Thursday, June 24, 2010

Bat Patrol






The saga continues. Yesterday I called City Animal Control. The nice lady listened to my tale of woe, then said sincerely, "That's terrible. I hope you can figure out how to get rid of them." I said, "Did I get the wrong number? Isn't this animal control?" She said, "Yes, we're animal control; we just don't do bats. Try the conservation office. "

I called the conservation office. The nice lady there was very helpful. She said that we could hire someone to take care of it, but it would be VERY expensive. We could do the same things they would do. She said to go out at dusk and watch to see where they come out when they go out for their night job. She said it would most likely be up high, around the eaves or chimney. I wandered around looking up until my neck was killing me and I was being eaten alive by mosquitoes (those dang bats aren't earning their keep!) Didn't see anything.

Another suggestion was to make their roosting place unpleasant by turning on bright lights, playing loud music, hanging things that would flutter and turning on a fan. I did all that in the attic and in the basement, then went to bed.

When I got up this morning, I gingerly crept into the basement (amidst the head-banging music) to see if it had worked. I saw 4 bats (photo above) by the door. The one in the foreground is a dead one that's been there a few days.

We think we have figured out where they're getting in, though. Probably the chimney that goes through the attic all the way to the basement. So tonight we'll try watching the chimney and see if they fly out. I'm also going to make a "bat extrusion device" out of PVC pipe. The conservation agent told me how to do that.

Wednesday, June 23, 2010

The Moment of Recognition: Surprise!


We are taking a time-out from bats to show you the moment of recognition on Saturday, May 29, at a flea market in Kimberling City. She was trying out a Shiatsu massager on my neck.

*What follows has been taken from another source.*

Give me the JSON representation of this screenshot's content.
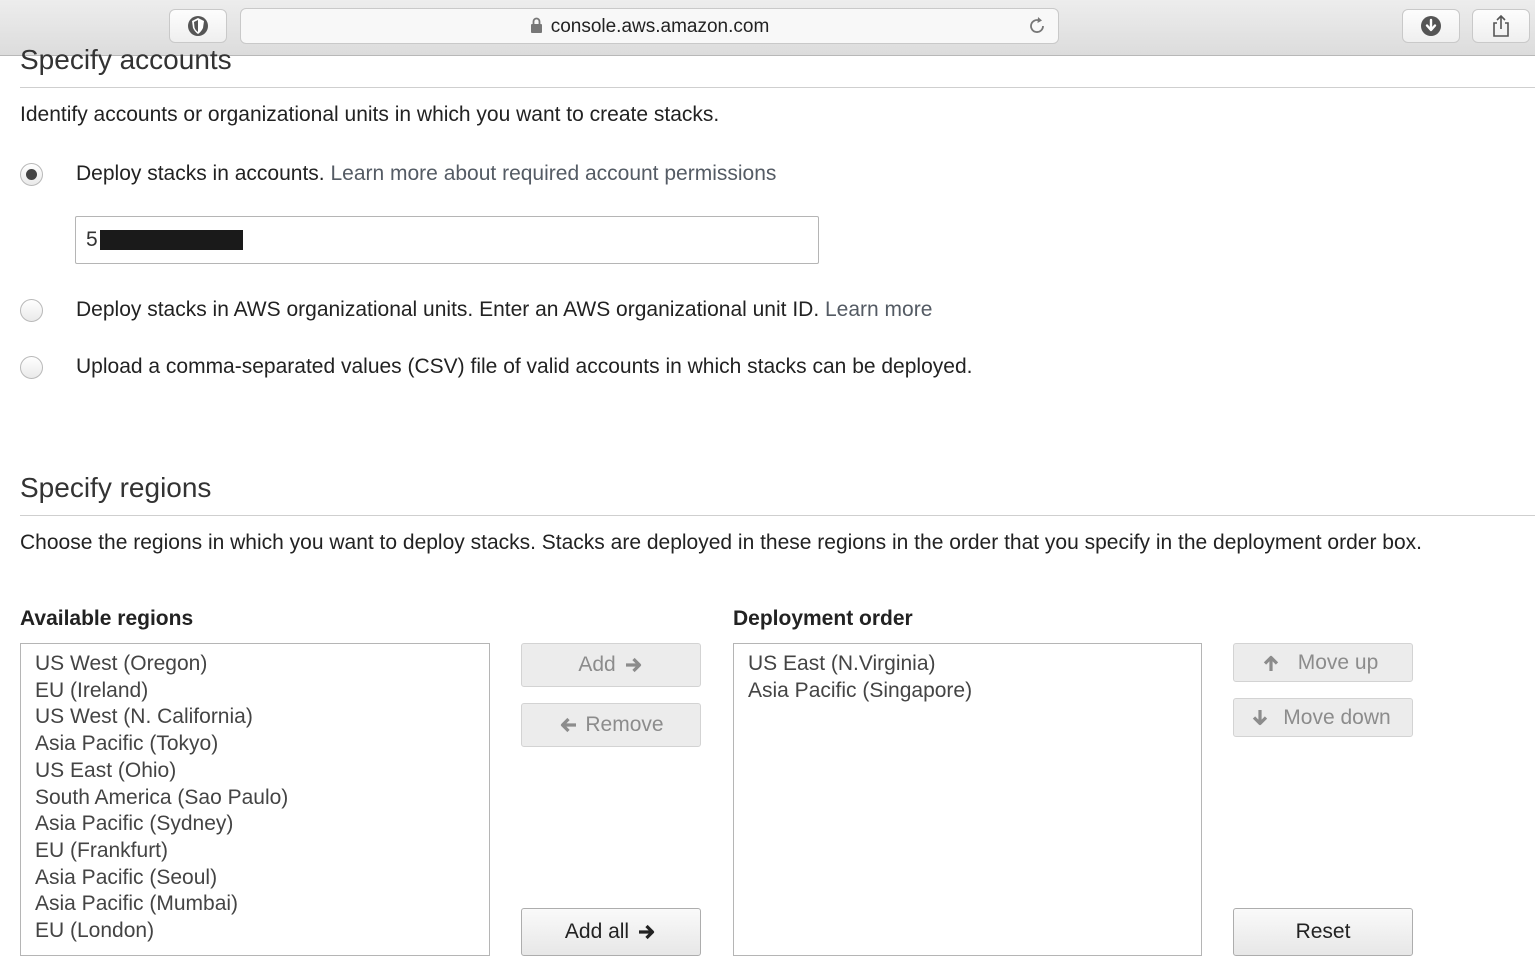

Kelly took this photo at the moment that her mother recognized her children and their families in the store. We were all sneaks and liars leading up to this moment. Shame on us!

Tuesday, June 22, 2010

Axe murderers & blood suckers, part II

See previous post to get the background. It is now 10:00 p.m. and I have been down to the basement to see the bat that Dale found before he left town. Before I even got down the stairs, I found 2 more bats in addition to the one I trapped under a wastebasket earlier this evening. That means there are at least 4 down there now, 5 yesterday, a total of 9 we've seen in 2 days. How many more can there be?! I think I'll take a sleep-aid tonite! I'll definitely call an exterminator tomorrow.

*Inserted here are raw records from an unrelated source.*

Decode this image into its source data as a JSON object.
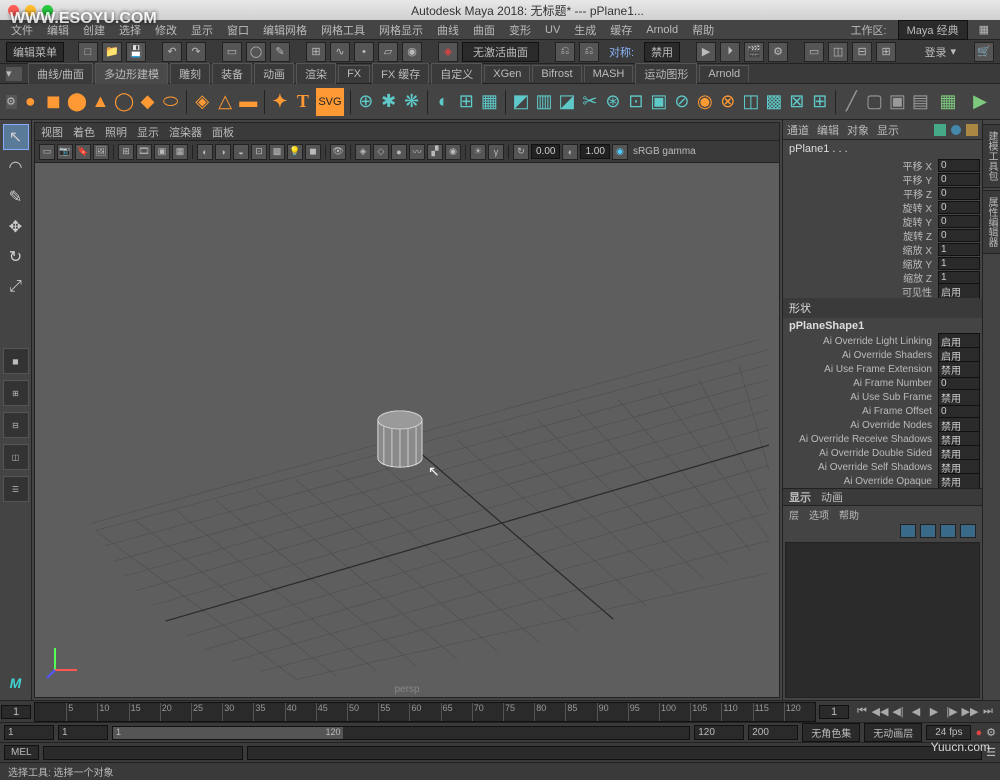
{
  "title": "Autodesk Maya 2018: 无标题*   ---   pPlane1...",
  "watermark": "WWW.ESOYU.COM",
  "watermark_br": "Yuucn.com",
  "menubar": [
    "文件",
    "编辑",
    "创建",
    "选择",
    "修改",
    "显示",
    "窗口",
    "编辑网格",
    "网格工具",
    "网格显示",
    "曲线",
    "曲面",
    "变形",
    "UV",
    "生成",
    "缓存",
    "Arnold",
    "帮助"
  ],
  "workspace_label": "工作区:",
  "workspace_value": "Maya 经典",
  "status": {
    "menu": "编辑菜单",
    "no_active": "无激活曲面",
    "sym_label": "对称:",
    "sym_value": "禁用",
    "login": "登录"
  },
  "shelftabs": [
    "曲线/曲面",
    "多边形建模",
    "雕刻",
    "装备",
    "动画",
    "渲染",
    "FX",
    "FX 缓存",
    "自定义",
    "XGen",
    "Bifrost",
    "MASH",
    "运动图形",
    "Arnold"
  ],
  "shelftabs_active": 1,
  "vptabs": [
    "视图",
    "着色",
    "照明",
    "显示",
    "渲染器",
    "面板"
  ],
  "vpfields": {
    "v1": "0.00",
    "v2": "1.00",
    "gamma": "sRGB gamma"
  },
  "persp": "persp",
  "channel": {
    "tabs": [
      "通道",
      "编辑",
      "对象",
      "显示"
    ],
    "obj": "pPlane1 . . .",
    "attrs": [
      {
        "n": "平移 X",
        "v": "0"
      },
      {
        "n": "平移 Y",
        "v": "0"
      },
      {
        "n": "平移 Z",
        "v": "0"
      },
      {
        "n": "旋转 X",
        "v": "0"
      },
      {
        "n": "旋转 Y",
        "v": "0"
      },
      {
        "n": "旋转 Z",
        "v": "0"
      },
      {
        "n": "缩放 X",
        "v": "1"
      },
      {
        "n": "缩放 Y",
        "v": "1"
      },
      {
        "n": "缩放 Z",
        "v": "1"
      },
      {
        "n": "可见性",
        "v": "启用"
      }
    ],
    "shape_hdr": "形状",
    "shape_name": "pPlaneShape1",
    "shape_attrs": [
      {
        "n": "Ai Override Light Linking",
        "v": "启用"
      },
      {
        "n": "Ai Override Shaders",
        "v": "启用"
      },
      {
        "n": "Ai Use Frame Extension",
        "v": "禁用"
      },
      {
        "n": "Ai Frame Number",
        "v": "0"
      },
      {
        "n": "Ai Use Sub Frame",
        "v": "禁用"
      },
      {
        "n": "Ai Frame Offset",
        "v": "0"
      },
      {
        "n": "Ai Override Nodes",
        "v": "禁用"
      },
      {
        "n": "Ai Override Receive Shadows",
        "v": "禁用"
      },
      {
        "n": "Ai Override Double Sided",
        "v": "禁用"
      },
      {
        "n": "Ai Override Self Shadows",
        "v": "禁用"
      },
      {
        "n": "Ai Override Opaque",
        "v": "禁用"
      }
    ]
  },
  "display": {
    "tabs": [
      "显示",
      "动画"
    ],
    "hdr": [
      "层",
      "选项",
      "帮助"
    ]
  },
  "timeline": {
    "start": "1",
    "ticks": [
      "5",
      "10",
      "15",
      "20",
      "25",
      "30",
      "35",
      "40",
      "45",
      "50",
      "55",
      "60",
      "65",
      "70",
      "75",
      "80",
      "85",
      "90",
      "95",
      "100",
      "105",
      "110",
      "115",
      "120"
    ]
  },
  "range": {
    "f1": "1",
    "f2": "1",
    "f3": "1",
    "f4": "120",
    "f5": "120",
    "f6": "200",
    "charset": "无角色集",
    "layer": "无动画层",
    "fps": "24 fps"
  },
  "cmd": {
    "lang": "MEL"
  },
  "help": "选择工具: 选择一个对象"
}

Axe Murderers & Blood-Suckers

We've had a lot of excitement at our house this week. It all started Saturday night when we were watching a movie in the living room. We both heard a noise that sounded like it came from the entry hall or the dining room. I looked, but didn't see anything amiss.

At about 2:00 a.m. I awoke to discover that something/someone was in the room with us. I lay there awake listening and trying to see in the dark. I heard the noise of someone bumping my bedside table. I was terrified. I reached over to see if Dale was beside me--he was. Then I heard someone bumping Dale's bedside table. I was convinced that someone was in the room and was checking both sides of the bed to see if we were asleep. I was so scared I was shaking & sweating, my heart was pounding. I was afraid to move. I weighed all my options. To get up and make a run for it. To wake Dale. To pretend I was asleep. I figured whatever I did, I would be hacked to death by a blood-thirsty axe murderer. I finally decided that I'd rather die with Dale than be separated. Then I wondered how long it would take to find our bodies.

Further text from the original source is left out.